Project 2

Select a network data set from the following list or from somewhere else (sources, your own network) or the k-th time slice from Reuters terror news where k is your number from the students' list. The selected network should have at least 500 labeled nodes. To prevent duplication, send a reservation to my e-mail.

If the selected network is not in Pajek's format you need first to convert it (example).

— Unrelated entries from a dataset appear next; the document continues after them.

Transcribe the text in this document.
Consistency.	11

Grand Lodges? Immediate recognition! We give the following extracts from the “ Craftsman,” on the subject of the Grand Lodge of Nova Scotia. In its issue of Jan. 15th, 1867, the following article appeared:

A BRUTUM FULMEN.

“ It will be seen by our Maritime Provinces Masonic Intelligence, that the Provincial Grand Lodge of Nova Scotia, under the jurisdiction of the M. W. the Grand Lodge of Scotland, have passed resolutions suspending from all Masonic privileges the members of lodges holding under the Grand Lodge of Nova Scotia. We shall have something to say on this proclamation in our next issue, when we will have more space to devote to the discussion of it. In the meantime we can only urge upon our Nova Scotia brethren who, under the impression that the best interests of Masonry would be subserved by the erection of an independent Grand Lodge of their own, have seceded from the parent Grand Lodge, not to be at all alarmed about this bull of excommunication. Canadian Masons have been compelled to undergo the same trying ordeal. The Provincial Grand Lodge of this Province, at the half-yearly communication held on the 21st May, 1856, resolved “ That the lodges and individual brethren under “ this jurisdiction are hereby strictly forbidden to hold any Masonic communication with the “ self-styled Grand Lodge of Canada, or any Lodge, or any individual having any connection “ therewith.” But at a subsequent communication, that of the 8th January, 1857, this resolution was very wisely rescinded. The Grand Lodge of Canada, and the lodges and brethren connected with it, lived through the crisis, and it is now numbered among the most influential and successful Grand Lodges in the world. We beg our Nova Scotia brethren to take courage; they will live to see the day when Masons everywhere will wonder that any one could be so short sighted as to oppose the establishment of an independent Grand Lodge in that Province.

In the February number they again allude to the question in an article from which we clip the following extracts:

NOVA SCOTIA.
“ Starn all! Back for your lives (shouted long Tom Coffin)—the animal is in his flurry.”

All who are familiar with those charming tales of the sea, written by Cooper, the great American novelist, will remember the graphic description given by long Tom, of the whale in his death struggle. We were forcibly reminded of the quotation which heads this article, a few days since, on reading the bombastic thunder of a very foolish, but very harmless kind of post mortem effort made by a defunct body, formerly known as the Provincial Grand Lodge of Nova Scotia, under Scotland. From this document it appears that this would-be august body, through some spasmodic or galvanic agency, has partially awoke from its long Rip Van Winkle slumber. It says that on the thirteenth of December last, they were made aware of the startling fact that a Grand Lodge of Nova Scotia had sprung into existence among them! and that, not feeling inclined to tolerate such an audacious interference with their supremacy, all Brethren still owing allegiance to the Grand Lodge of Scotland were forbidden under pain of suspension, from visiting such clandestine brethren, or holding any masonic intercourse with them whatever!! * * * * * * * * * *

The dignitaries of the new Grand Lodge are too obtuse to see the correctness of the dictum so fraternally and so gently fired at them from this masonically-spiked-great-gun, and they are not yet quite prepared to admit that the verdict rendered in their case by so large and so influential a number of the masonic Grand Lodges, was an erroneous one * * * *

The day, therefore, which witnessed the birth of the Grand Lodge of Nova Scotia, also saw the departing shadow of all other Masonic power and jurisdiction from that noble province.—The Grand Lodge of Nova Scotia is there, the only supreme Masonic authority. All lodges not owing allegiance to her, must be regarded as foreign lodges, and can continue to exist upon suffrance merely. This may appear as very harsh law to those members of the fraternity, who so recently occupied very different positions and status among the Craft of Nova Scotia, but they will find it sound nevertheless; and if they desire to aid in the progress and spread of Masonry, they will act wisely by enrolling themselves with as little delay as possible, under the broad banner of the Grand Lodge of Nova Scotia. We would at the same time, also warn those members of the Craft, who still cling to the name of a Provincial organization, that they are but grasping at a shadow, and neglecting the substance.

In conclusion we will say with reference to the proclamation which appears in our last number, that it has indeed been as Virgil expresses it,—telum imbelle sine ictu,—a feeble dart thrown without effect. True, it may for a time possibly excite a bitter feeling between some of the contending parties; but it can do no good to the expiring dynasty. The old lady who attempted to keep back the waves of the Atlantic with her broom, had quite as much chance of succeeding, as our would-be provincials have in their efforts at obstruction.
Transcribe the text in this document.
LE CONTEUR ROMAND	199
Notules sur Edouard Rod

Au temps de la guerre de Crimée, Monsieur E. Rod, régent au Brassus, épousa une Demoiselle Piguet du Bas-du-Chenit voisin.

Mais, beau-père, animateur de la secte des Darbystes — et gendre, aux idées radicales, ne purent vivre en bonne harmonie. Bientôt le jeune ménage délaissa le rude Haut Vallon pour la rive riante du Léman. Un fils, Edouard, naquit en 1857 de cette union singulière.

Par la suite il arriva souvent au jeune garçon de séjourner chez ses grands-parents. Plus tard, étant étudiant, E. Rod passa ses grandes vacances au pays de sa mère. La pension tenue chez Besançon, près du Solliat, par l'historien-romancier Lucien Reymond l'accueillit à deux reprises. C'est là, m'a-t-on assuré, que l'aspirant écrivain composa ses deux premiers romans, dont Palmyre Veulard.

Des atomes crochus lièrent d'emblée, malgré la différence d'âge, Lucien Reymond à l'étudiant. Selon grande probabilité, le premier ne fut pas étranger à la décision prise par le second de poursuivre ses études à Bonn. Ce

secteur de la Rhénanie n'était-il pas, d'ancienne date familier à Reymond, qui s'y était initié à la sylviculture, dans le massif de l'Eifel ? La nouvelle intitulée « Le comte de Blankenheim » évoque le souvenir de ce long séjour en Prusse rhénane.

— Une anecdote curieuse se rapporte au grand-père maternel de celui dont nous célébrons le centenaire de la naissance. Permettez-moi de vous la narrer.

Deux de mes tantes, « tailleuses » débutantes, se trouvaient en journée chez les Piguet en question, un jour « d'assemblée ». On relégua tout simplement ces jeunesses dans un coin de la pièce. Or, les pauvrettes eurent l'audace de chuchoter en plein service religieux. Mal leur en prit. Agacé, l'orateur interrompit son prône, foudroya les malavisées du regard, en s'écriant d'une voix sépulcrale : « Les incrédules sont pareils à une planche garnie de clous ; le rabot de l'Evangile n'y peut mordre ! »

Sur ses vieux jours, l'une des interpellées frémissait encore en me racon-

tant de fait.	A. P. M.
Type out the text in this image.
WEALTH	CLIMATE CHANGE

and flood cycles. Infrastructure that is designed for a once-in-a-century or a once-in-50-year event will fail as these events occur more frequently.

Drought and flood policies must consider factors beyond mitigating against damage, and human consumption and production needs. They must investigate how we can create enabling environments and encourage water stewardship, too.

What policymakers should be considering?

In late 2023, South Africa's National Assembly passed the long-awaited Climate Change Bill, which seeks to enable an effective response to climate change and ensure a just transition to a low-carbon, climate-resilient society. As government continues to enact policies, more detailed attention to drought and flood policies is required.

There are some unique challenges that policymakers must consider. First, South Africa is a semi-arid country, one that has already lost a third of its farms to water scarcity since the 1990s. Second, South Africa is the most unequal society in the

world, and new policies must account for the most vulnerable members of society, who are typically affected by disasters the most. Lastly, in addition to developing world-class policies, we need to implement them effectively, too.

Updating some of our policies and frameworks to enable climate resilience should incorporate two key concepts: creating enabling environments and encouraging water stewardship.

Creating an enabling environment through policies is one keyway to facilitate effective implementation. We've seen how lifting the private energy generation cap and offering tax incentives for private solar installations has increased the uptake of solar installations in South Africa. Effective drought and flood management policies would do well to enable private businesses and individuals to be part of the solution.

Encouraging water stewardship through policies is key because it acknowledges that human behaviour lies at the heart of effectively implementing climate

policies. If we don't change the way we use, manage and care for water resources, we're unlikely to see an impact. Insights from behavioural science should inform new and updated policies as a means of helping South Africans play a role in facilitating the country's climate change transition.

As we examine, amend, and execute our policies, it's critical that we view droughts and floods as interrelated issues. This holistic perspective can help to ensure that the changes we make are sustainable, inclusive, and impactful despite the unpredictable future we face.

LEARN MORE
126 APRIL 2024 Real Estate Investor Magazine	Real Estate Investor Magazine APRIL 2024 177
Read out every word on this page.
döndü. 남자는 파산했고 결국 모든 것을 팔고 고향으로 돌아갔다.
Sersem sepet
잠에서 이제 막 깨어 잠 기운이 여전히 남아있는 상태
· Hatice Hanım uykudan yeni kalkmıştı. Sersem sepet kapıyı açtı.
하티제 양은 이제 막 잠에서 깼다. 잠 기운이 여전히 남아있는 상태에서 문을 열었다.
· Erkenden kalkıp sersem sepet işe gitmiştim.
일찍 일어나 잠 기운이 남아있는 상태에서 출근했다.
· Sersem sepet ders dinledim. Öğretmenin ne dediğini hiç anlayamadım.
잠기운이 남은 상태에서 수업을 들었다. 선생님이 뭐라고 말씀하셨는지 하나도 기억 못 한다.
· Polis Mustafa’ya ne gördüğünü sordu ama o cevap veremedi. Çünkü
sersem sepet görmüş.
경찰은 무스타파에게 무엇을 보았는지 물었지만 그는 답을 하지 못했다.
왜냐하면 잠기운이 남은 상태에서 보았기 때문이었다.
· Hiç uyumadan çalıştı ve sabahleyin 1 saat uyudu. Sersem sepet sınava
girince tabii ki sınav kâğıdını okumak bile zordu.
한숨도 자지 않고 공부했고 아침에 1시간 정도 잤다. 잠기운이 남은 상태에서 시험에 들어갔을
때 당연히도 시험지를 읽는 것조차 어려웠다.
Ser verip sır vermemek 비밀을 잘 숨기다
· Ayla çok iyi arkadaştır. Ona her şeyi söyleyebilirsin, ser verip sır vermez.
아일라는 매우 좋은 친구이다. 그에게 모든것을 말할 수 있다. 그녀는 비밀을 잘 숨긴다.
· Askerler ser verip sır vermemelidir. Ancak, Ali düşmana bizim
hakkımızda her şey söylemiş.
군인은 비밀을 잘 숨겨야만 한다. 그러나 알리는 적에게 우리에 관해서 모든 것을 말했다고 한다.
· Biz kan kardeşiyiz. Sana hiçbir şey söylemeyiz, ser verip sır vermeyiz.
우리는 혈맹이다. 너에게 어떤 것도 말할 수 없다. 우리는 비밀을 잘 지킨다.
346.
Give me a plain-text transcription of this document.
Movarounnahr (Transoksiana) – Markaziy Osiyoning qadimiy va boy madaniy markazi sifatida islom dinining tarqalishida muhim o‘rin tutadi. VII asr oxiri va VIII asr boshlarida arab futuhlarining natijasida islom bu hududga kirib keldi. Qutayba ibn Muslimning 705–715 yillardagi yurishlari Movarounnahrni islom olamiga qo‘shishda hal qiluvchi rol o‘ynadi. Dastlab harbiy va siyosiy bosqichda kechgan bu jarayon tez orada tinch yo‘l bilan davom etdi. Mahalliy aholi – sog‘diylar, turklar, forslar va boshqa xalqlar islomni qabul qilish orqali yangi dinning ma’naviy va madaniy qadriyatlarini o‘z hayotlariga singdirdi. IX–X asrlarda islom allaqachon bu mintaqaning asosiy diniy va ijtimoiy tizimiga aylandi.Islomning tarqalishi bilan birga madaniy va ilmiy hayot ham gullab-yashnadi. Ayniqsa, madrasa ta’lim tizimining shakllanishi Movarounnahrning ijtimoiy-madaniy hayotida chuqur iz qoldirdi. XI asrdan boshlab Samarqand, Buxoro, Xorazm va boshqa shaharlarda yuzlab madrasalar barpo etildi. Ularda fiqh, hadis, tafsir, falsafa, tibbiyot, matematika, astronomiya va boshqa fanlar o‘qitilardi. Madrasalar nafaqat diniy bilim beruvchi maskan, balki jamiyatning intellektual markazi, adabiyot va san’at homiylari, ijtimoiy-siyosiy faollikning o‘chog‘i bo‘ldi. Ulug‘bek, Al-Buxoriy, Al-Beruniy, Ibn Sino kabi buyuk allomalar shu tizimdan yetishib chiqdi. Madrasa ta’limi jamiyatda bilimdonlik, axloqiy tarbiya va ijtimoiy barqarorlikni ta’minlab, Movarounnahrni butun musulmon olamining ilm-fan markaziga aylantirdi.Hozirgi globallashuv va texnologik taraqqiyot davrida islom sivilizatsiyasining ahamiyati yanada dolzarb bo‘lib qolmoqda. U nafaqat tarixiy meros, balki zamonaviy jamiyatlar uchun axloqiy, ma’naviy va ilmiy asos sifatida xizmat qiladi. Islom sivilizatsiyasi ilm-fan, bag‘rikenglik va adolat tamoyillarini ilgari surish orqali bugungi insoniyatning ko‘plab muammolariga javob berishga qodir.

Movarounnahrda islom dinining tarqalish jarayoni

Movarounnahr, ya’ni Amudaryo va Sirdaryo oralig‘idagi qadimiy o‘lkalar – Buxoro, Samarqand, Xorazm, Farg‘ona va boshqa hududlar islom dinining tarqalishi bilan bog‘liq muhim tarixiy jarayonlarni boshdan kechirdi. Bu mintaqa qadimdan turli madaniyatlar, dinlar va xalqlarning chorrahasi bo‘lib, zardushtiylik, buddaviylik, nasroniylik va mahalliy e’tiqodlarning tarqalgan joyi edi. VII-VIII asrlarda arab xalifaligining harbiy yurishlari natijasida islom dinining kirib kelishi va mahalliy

For the selected network, using Pajek:

  1. determine basic network characteristics (directed/undirected, loops, multiple links; weights?; the number of nodes, number of links, number of components; largest degree, diameter, acyclic?, bow-tie composition for directed, …).
  2. draw the degree (in directed also indegree and outdegree) distribution. List the top 20 nodes of the largest (in/out) degree.
  3. in a directed network:
    1. number of strong components; if many, their size distribution;
    2. condensation; depth of condensation
  4. in an undirected network the largest (weak) component / in a directed network extract the largest strong component. For it compute the standard importance measures (degree, betweenness, closeness, corrected clustering coefficient; and in a directed network also hubs and authorities). For each measure determine the top 20 nodes.
  5. determine the cores in your network. Extract and draw the largest core with at most 100 nodes.
  6. determine some interesting link islands of your network, draw and comment on them. If your network is not weighted select some measure of the importance of links (hints) and compute the weights. Interpret the results.

Write a report. Attach also a ZIP with your network data.